Member of the Iowa House of Representatives from the 76th district
- In office January 9, 1967 – January 10, 1971
- Preceded by: Theodore Gleason
- Succeeded by: Bill Gluba

Personal details
- Born: February 10, 1911 Ames, Iowa
- Died: July 19, 1982 (aged 71) Calico Rock, Arkansas
- Party: Republican

= Harold L. Knight =

American politician (1911–1982)

Harold L. Knight (February 10, 1911 – July 19, 1982) was an American politician.

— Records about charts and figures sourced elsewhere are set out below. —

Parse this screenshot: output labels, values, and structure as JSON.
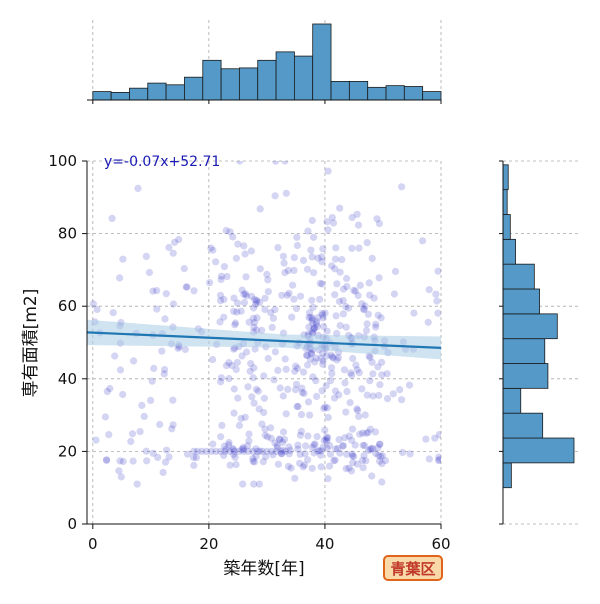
{
  "colors": {
    "point": "#3a3ac8",
    "bar_fill": "#5499c7",
    "bar_edge": "#1a1a1a",
    "regression_line": "#1f77b4",
    "ci_band": "#a9cce3",
    "equation_text": "#1a1ab4",
    "grid": "#aaaaaa",
    "badge_bg": "#f9d9a8",
    "badge_border": "#e0651b",
    "badge_text": "#c0392b"
  },
  "badge": {
    "label": "青葉区"
  },
  "chart_data": {
    "type": "scatter",
    "xlabel": "築年数[年]",
    "ylabel": "専有面積[m2]",
    "xlim": [
      -1,
      60
    ],
    "ylim": [
      0,
      100
    ],
    "xticks": [
      0,
      20,
      40,
      60
    ],
    "yticks": [
      0,
      20,
      40,
      60,
      80,
      100
    ],
    "grid": true,
    "annotation": "y=-0.07x+52.71",
    "regression": {
      "slope": -0.07,
      "intercept": 52.71
    },
    "x_histogram": {
      "bins": [
        0,
        3.16,
        6.32,
        9.47,
        12.63,
        15.79,
        18.95,
        22.11,
        25.26,
        28.42,
        31.58,
        34.74,
        37.89,
        41.05,
        44.21,
        47.37,
        50.53,
        53.68,
        56.84,
        60
      ],
      "counts": [
        10,
        9,
        14,
        20,
        18,
        27,
        47,
        37,
        38,
        47,
        57,
        52,
        90,
        22,
        22,
        15,
        17,
        16,
        10
      ]
    },
    "y_histogram": {
      "bins": [
        10,
        16.84,
        23.68,
        30.53,
        37.37,
        44.21,
        51.05,
        57.89,
        64.74,
        71.58,
        78.42,
        85.26,
        92.11,
        98.95
      ],
      "counts": [
        8,
        68,
        38,
        17,
        43,
        40,
        52,
        35,
        30,
        12,
        7,
        4,
        5
      ]
    }
  }
}
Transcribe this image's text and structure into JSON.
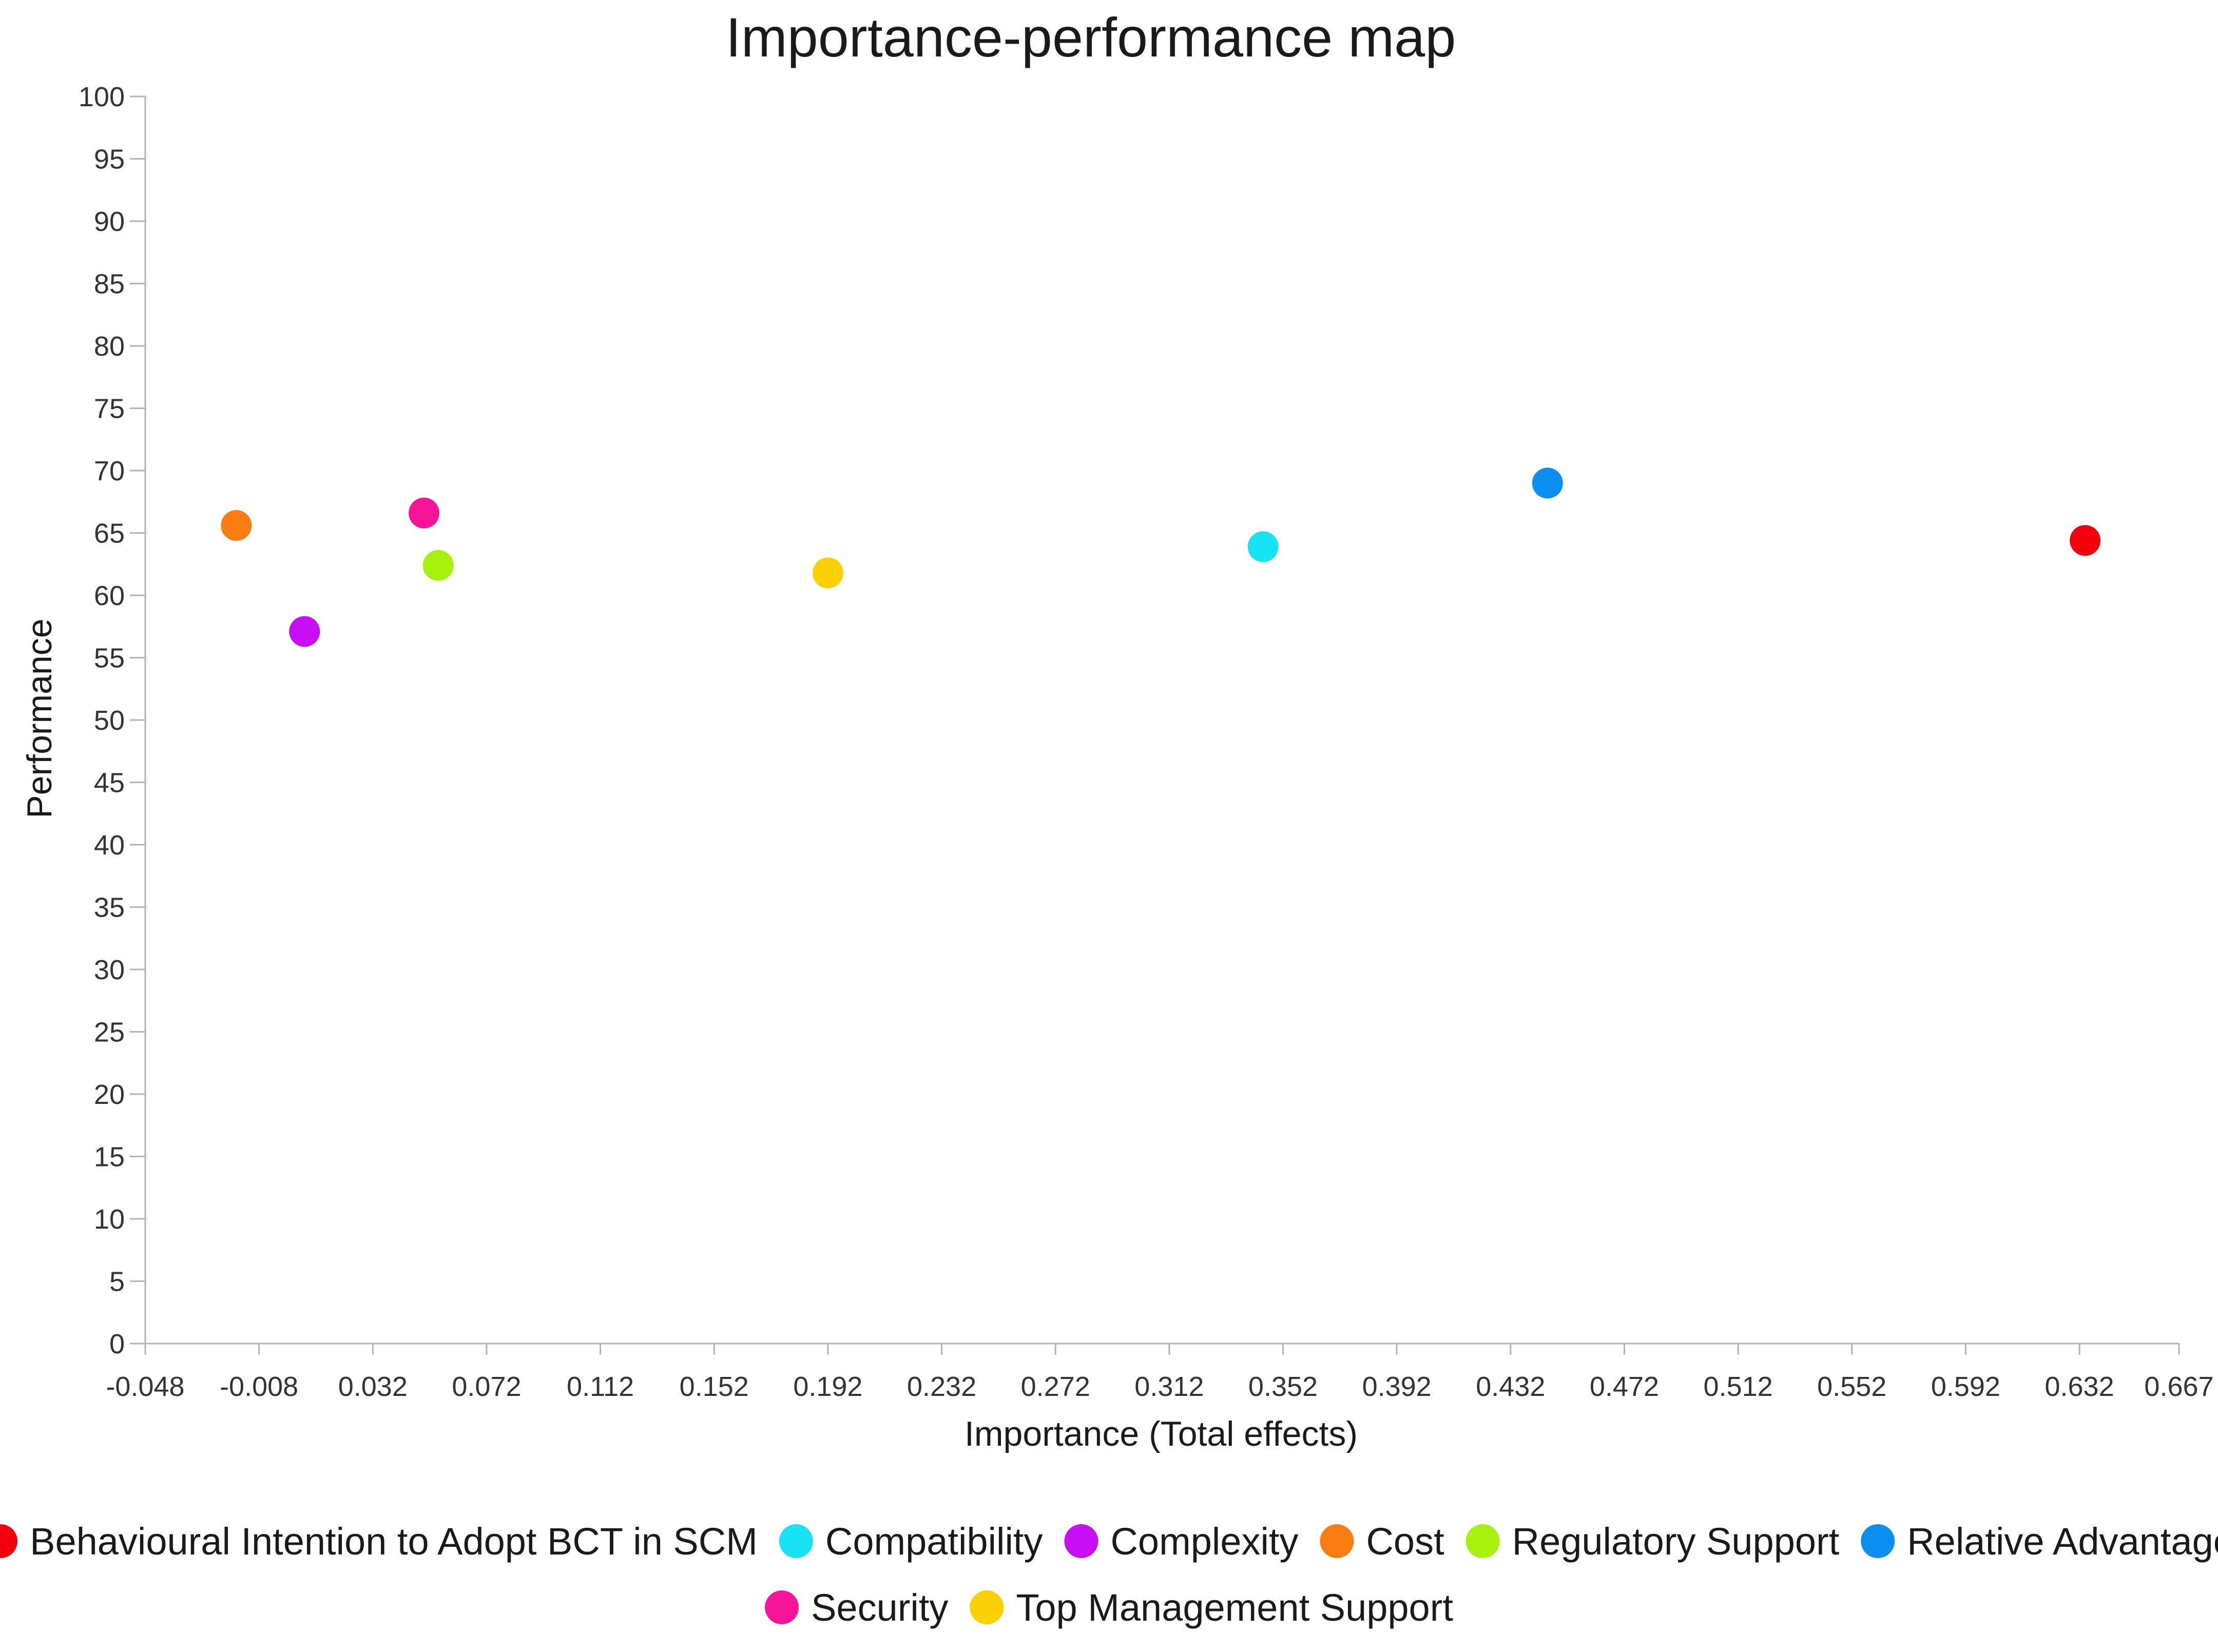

Born in Ames, Iowa to parents Charles D. and Mary Craven Knight on February 10, 1911, Harold Knight graduated from Ames High School in 1929, and earned his degree in agriculture at Iowa State University in 1937. Knight moved to Des Moines, where Anderson Erickson Dairy was headquartered, to work as a cottage cheese producer. He moved to Humboldt in 1947 to establish an eponymous cottage cheese company, Knight's Cottage Cheese.

Politically, Knight was affiliated with the Republican Party, and served in the Iowa House of Representatives for two terms, representing District 76 from January 9, 1967, to January 10, 1971.

Knight moved to Horseshoe Bend, Arkansas, in 1974, and died in Calico Rock on July 19, 1982.